Wie man Erfolg misst

KI-Maßnahmen sollten zu Beginn nicht unter harten Erfolgsdruck gestellt werden. Die Einführung ist explorativ, Scheitern gehört dazu und ist kein Versagen, sondern Teil des Lernprozesses. Mittel- und langfristig lassen sich KI-Effekte über bekannte Größen messen: Customer Lifetime Value, Conversion Rate, Customer Acquisition Cost. Darüber hinaus lohnt es sich, interne Effizienzgewinne zu tracken, etwa die Time to Market in der Content-Erstellung.

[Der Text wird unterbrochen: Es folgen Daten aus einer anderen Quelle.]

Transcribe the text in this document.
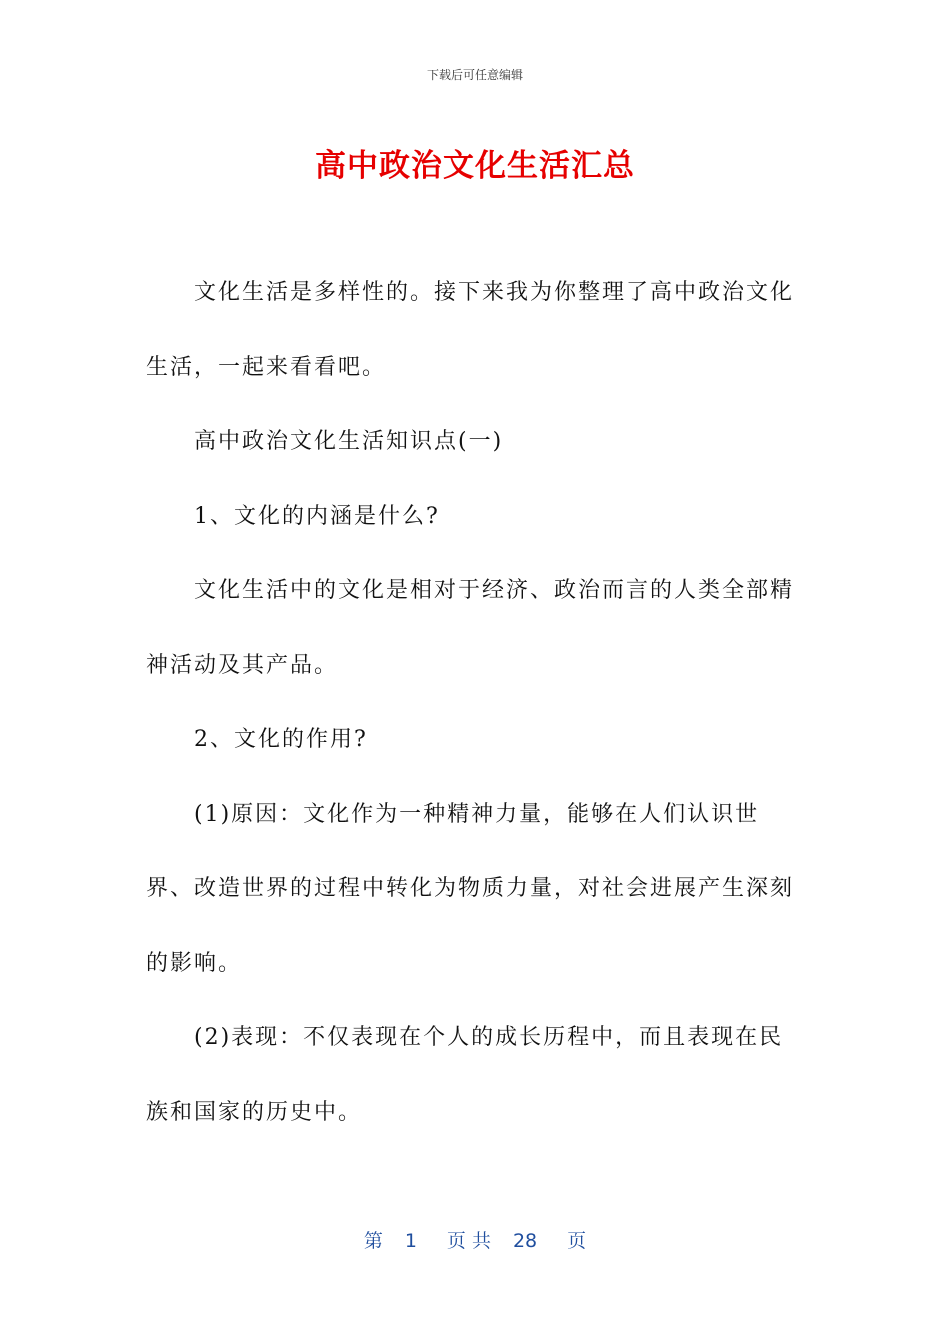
下载后可任意编辑
高中政治文化生活汇总

文化生活是多样性的。接下来我为你整理了高中政治文化生活，一起来看看吧。

高中政治文化生活知识点(一)

1、文化的内涵是什么?

文化生活中的文化是相对于经济、政治而言的人类全部精神活动及其产品。

2、文化的作用?

(1)原因：文化作为一种精神力量，能够在人们认识世界、改造世界的过程中转化为物质力量，对社会进展产生深刻的影响。

(2)表现：不仅表现在个人的成长历程中，而且表现在民族和国家的历史中。

第 1 页 共 28 页
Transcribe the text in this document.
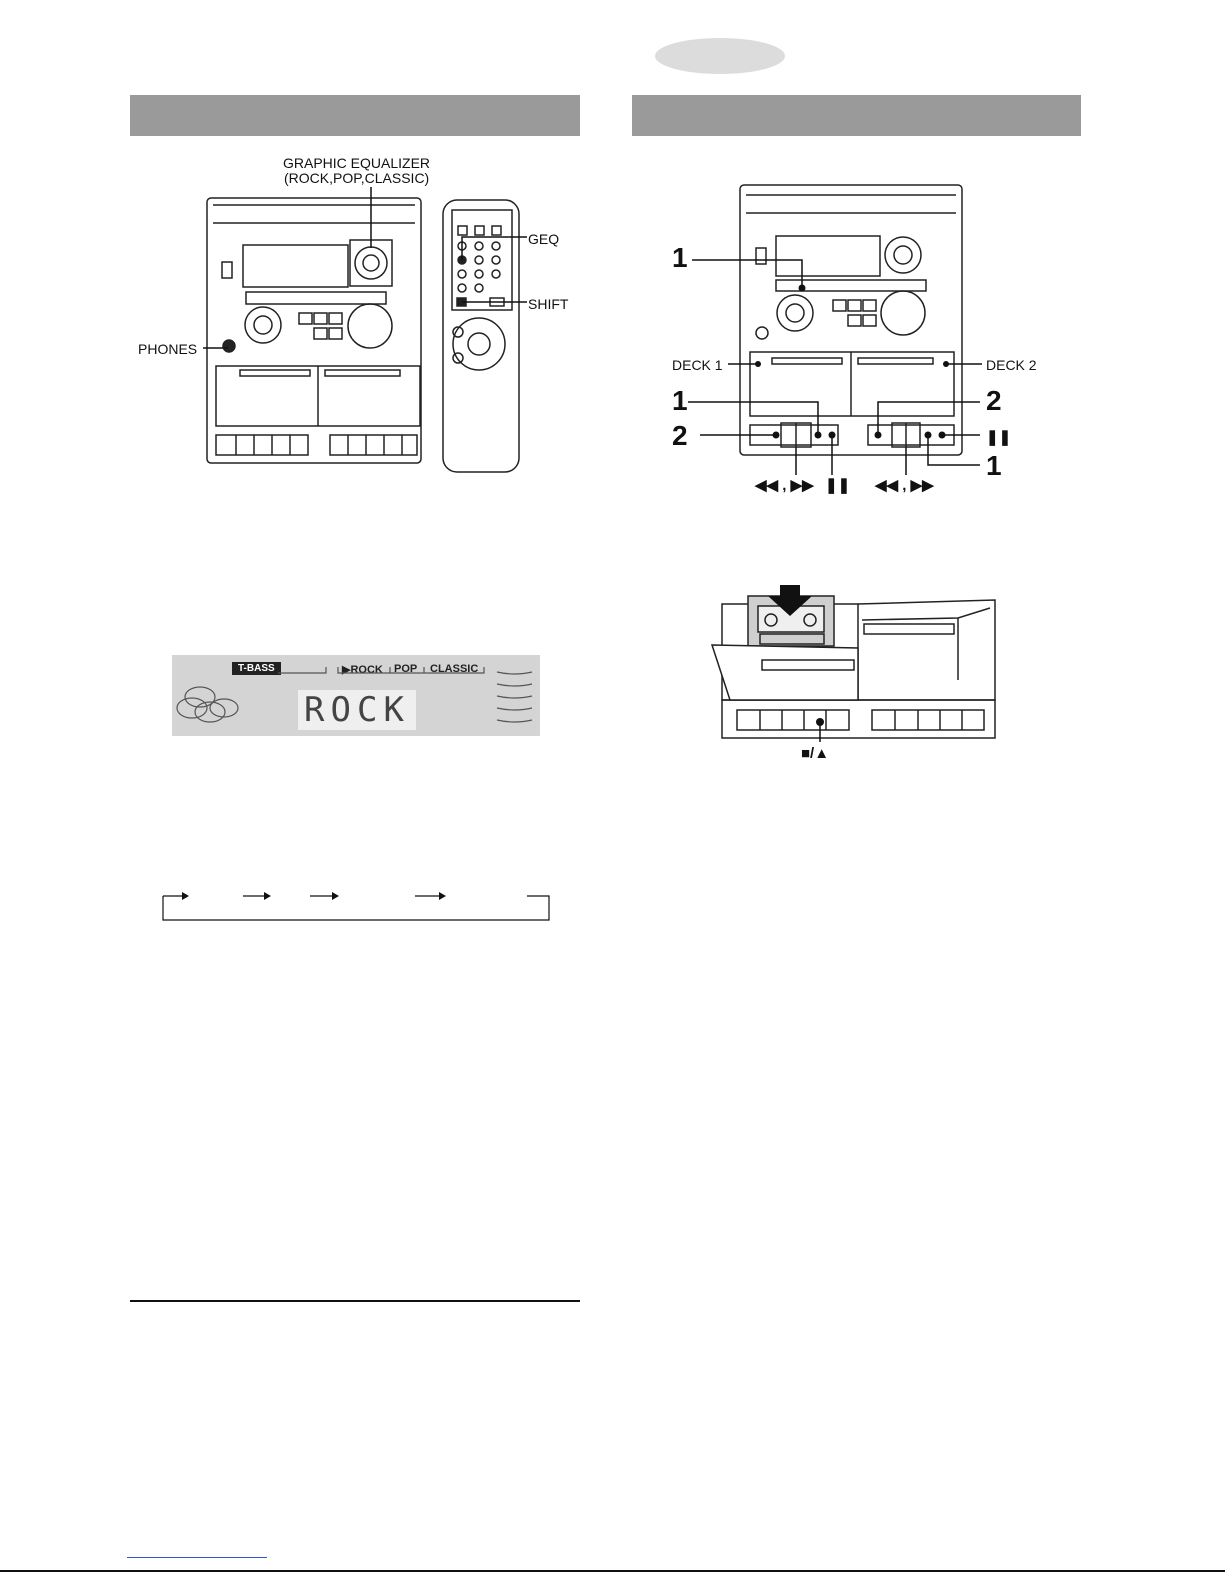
GRAPHIC EQUALIZER
(ROCK,POP,CLASSIC)
GEQ
SHIFT
PHONES
T-BASS	▶ROCK POP CLASSIC
ROCK
1
1
2
2
1
DECK 1	DECK 2
❚❚
◀◀ , ▶▶ ❚❚ ◀◀ , ▶▶
■/▲
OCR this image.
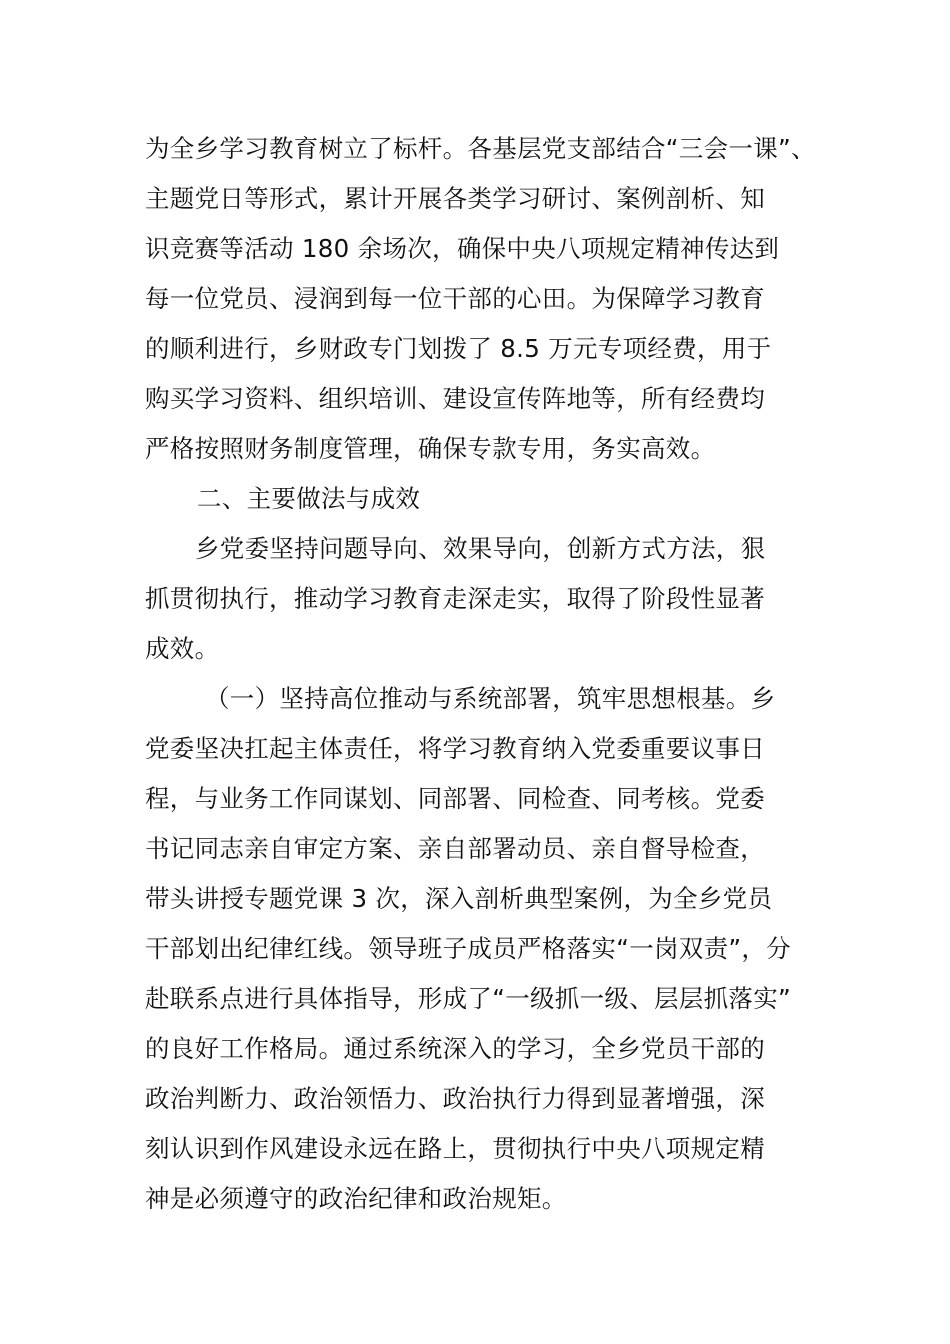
为全乡学习教育树立了标杆。各基层党支部结合“三会一课”、
主题党日等形式，累计开展各类学习研讨、案例剖析、知
识竞赛等活动 180 余场次，确保中央八项规定精神传达到
每一位党员、浸润到每一位干部的心田。为保障学习教育
的顺利进行，乡财政专门划拨了 8.5 万元专项经费，用于
购买学习资料、组织培训、建设宣传阵地等，所有经费均
严格按照财务制度管理，确保专款专用，务实高效。
二、主要做法与成效
乡党委坚持问题导向、效果导向，创新方式方法，狠
抓贯彻执行，推动学习教育走深走实，取得了阶段性显著
成效。
（一）坚持高位推动与系统部署，筑牢思想根基。乡
党委坚决扛起主体责任，将学习教育纳入党委重要议事日
程，与业务工作同谋划、同部署、同检查、同考核。党委
书记同志亲自审定方案、亲自部署动员、亲自督导检查，
带头讲授专题党课 3 次，深入剖析典型案例，为全乡党员
干部划出纪律红线。领导班子成员严格落实“一岗双责”，分
赴联系点进行具体指导，形成了“一级抓一级、层层抓落实”
的良好工作格局。通过系统深入的学习，全乡党员干部的
政治判断力、政治领悟力、政治执行力得到显著增强，深
刻认识到作风建设永远在路上，贯彻执行中央八项规定精
神是必须遵守的政治纪律和政治规矩。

Oft entstehen die ersten greifbaren Verbesserungen nicht im externen Kampagnenerfolg, sondern in der internen Produktivität.

Datengetriebene KI verändert das Marketing strukturell, nicht als Hype-Zyklus, sondern als dauerhafter Kompetenzaufbau. Unternehmen, die heute konsequent an ihrer Datenbasis arbeiten, cross-funktionale Teams aufbauen und KI als strategisches Werkzeug begreifen, werden sich mittel- und langfristig differenzieren. Die Technologie liefert die Grundlage. Die Urteilskraft bleibt menschlich.

*André Schulz ist Senior Managing Consultant bei Elaboratum und begleitet Unternehmen seit fünf Jahren dabei, das volle Potenzial ihrer Daten zu erschließen.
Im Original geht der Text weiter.